The Fixed-term Parliaments Act (FTPA) has finally been handed its death sentence after it was repealed in Parliament.
The Dissolution and Calling of Parliament Bill received royal assent from the Queen on Thursday, thereby rescinding legislation designed to stop an incumbent party from gaining an unfair advantage by choosing the date of a general election.
Far from fixing terms and bringing stability, the FTPA – which set the length of time between elections at five years – brought paralysis and constitutional deadlock to Britain’s democracy and was only conceived to reassure the Cameron-Clegg Coalition that neither would not ditch one another at a moment’s notice.
The early months of Boris Johnson’s reign in 2019 were characterised by stalemate as a result of the FTPA. His attempts to call a fresh election were blocked by the opposition and his lack of majority, meaning the process of government ground to a halt.

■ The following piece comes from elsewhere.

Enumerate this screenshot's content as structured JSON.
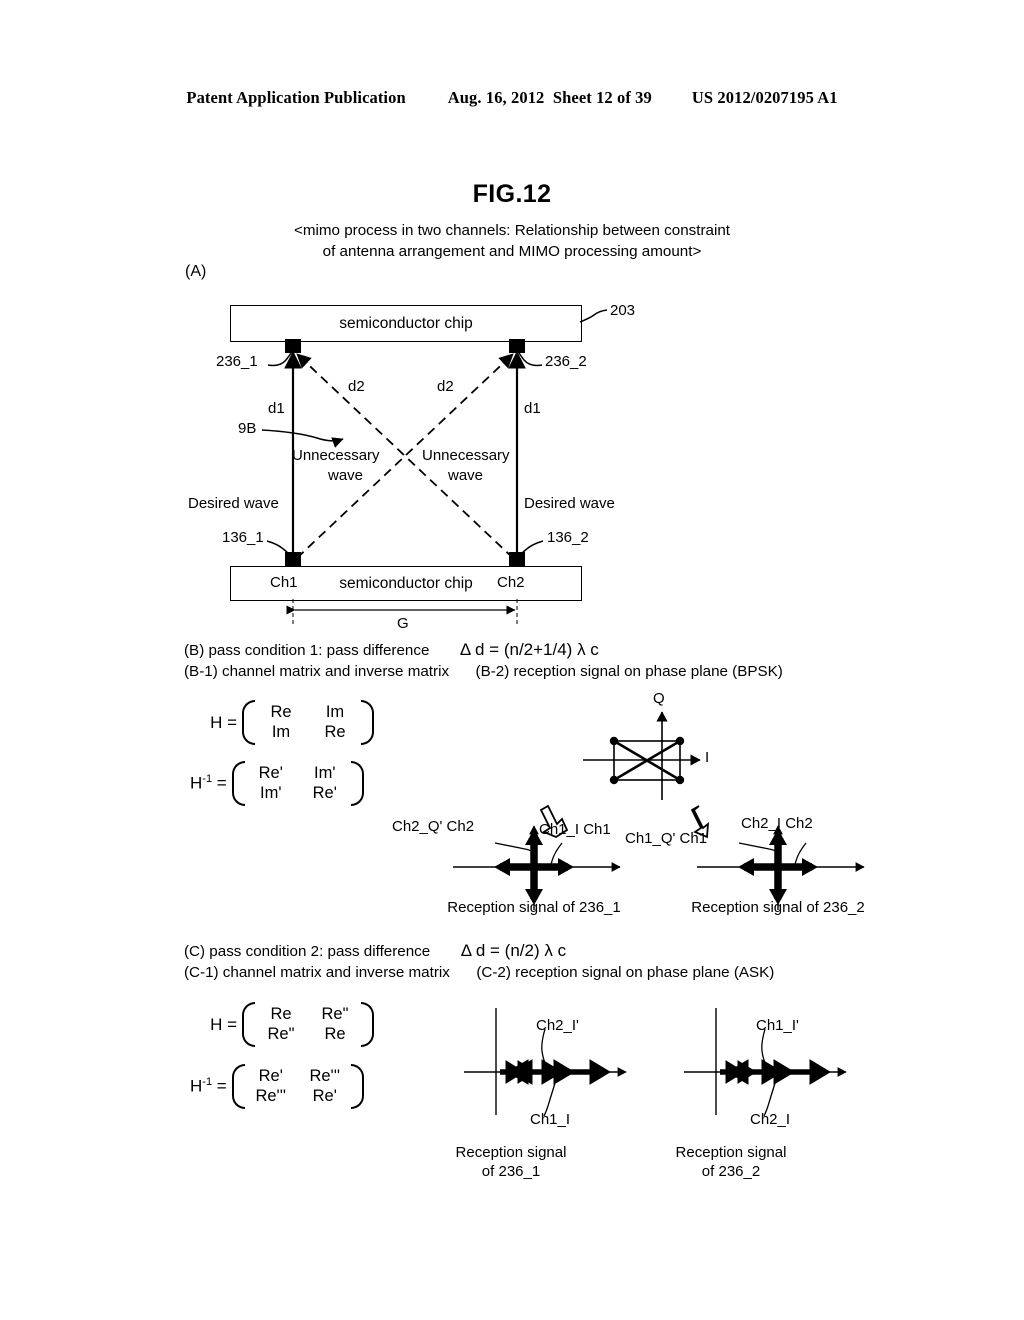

But experts have also panned the FTPA as not fit for purpose. Raphael Hogarth, an associate at the Institute for Government (IfG), says the FTPA created a “problem of dispute confidence” because it did not specify what would happen in the period after a “vote of no confidence.”
The government says that by “restoring the long-standing constitutional norm that the Sovereign may grant a dissolution of Parliament”, the prime minister can once again “seek a fresh democratic mandate from the British public where necessary”. The Act’s repeal puts an end to what was a short-sighted piece of political chicanery.